I opened my mouth, which surprised me, and said, "Hmmm." I was surprised when I started to speak how much my heart started beating faster. The feeling inside me was something like a danger warning. It reminded me of when I was about to do something exciting that I wasn't sure I was supposed to do. I pushed on, "I have a digital camera if you want to use it." She didn't say anything in response, but kept cleaning the dishes. "It doesn't bother me, if that's what you're worried about."
"It doesn't? I thought it might."
"No. It doesn't. I look at Playboy pictures. They are my favorite kind of nude photos because they are so respectful of the girls bodies. I'd be totally comfortable with you doing it. I even have a video of the Girls of Enron Playboy video. It sounds like that's what they'll be doing. Do you want to see some of it?"
"Yes." She paused, and went on, "I've never really looked at Playboy before, video or magazine. I've just seen some HBO movies that had some nudity. I'm not sure how I feel about it."

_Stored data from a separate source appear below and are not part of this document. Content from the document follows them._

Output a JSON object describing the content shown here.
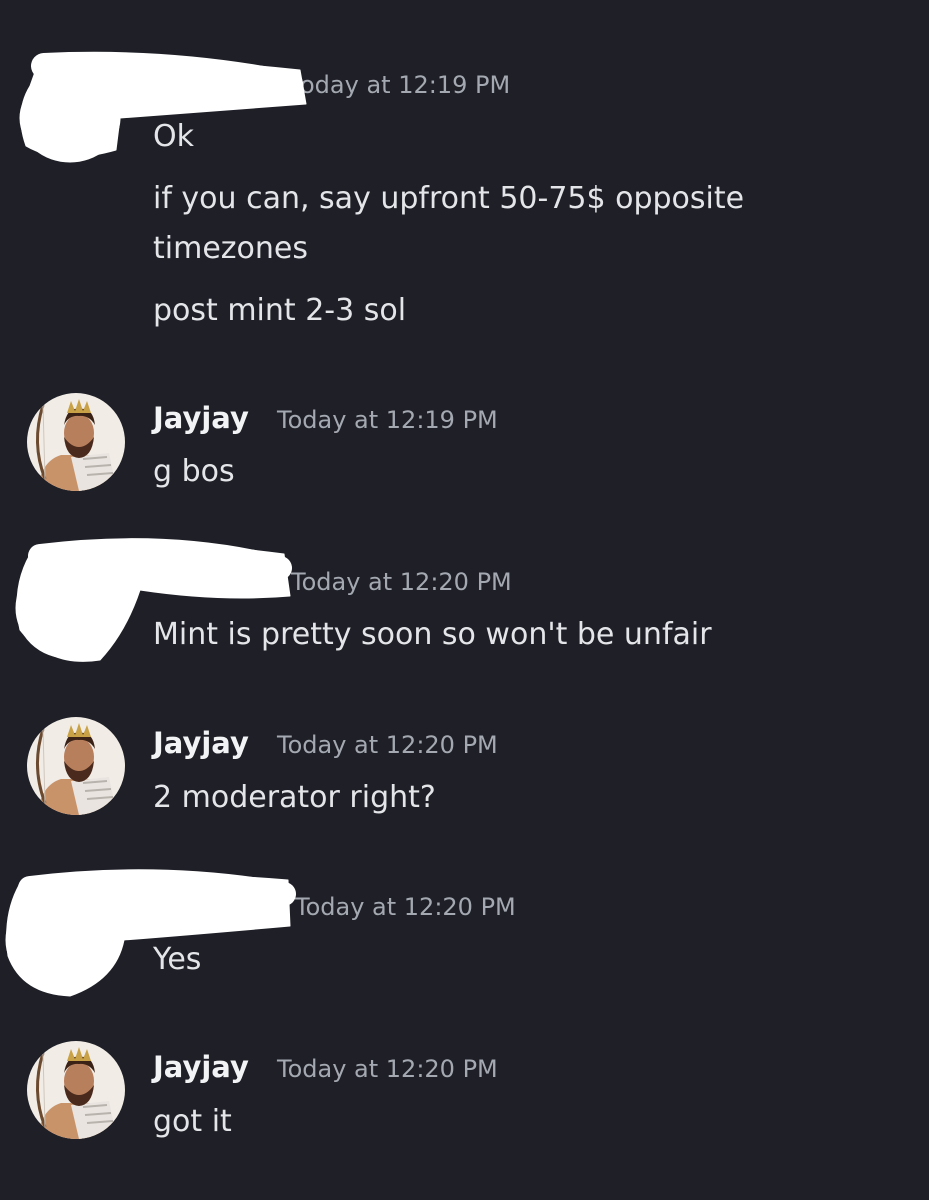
{
  "messages": [
    {
      "author": "",
      "author_redacted": true,
      "timestamp": "Today at 12:19 PM",
      "timestamp_partial": "oday at 12:19 PM",
      "lines": [
        "Ok",
        "if you can, say upfront 50-75$ opposite",
        "timezones",
        "post mint 2-3 sol"
      ]
    },
    {
      "author": "Jayjay",
      "timestamp": "Today at 12:19 PM",
      "lines": [
        "g bos"
      ]
    },
    {
      "author": "",
      "author_redacted": true,
      "timestamp": "Today at 12:20 PM",
      "lines": [
        "Mint is pretty soon so won't be unfair"
      ]
    },
    {
      "author": "Jayjay",
      "timestamp": "Today at 12:20 PM",
      "lines": [
        "2 moderator right?"
      ]
    },
    {
      "author": "",
      "author_redacted": true,
      "timestamp": "Today at 12:20 PM",
      "lines": [
        "Yes"
      ]
    },
    {
      "author": "Jayjay",
      "timestamp": "Today at 12:20 PM",
      "lines": [
        "got it"
      ]
    }
  ],
  "colors": {
    "background": "#1e1f27",
    "text": "#e3e5e8",
    "username": "#f2f3f5",
    "timestamp": "#a4a8b0",
    "redaction": "#ffffff"
  },
  "icons": {
    "avatar": "avatar-icon"
  }
}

"Okay. I'll grab it. Let's do the rest of these later." I left my plate on the table and went to my office and grabbed the video from my filing cabinet. As I was walking to the family room, it occurred to me I was about to be watching nude video footage with my daughter. I had never done this before, and I was extremely excited by the idea. I pushed the DVD in to the player and got the TV set up to show it. She was already sitting on the couch, leaning forward in her torn denim shorts and yellow summer tank top. I grabbed the remote and went to sit next to her. "Okay. Let's watch a little bit of it, see what you think." The video began and was really fantastic. There was footage of the girls getting their hair made up for the photo shoot, talking about how nice everyone was, and basically prancing around nude. It showed their whole day from beginning to end, and even some footage from their home towns. As I was watching it, I got a little aroused and had to adjust my position. For some reason, I felt totally comfortable reaching down and adjusting my cock while she was right next to me. It just seemed okay to do given the situation. It was obvious what I was doing, and without changing her expression she would watch me do it from time to time and then go back to watching the video footage.
When the video was done, she asked, "Did you like that, Dad?" I immediately felt persecuted. Was she asking me if I liked adjusting my cock in front of her while she watched? Was she criticizing me for showing my only daughter nude videos? I hadn't felt guiltly about looking at Playboy videos since I was a out of college, so I decided to confront the insinuation head on.
"Yes, I liked it. I like that kind of stuff. That's why I bought it. I think its good viewing and entertaining. Its erotic, too. I like watching the girls just talk while they're naked to the cameraman. I think they are beautiful and sexy. But I never thought you'd be in something like this."
"Me either." She paused, leaning back on the sofa and falling down onto the arm rest, looking at me. "I think I want to do it. Will you help me get the pictures done?"
"I can help you," I answered without really thinking about it. I really wanted to take some of her nude, but didn't think it would be appropriate. "I think I could handle the headshot and bikini shots...but the rest of it, I don't know if they would be a good idea."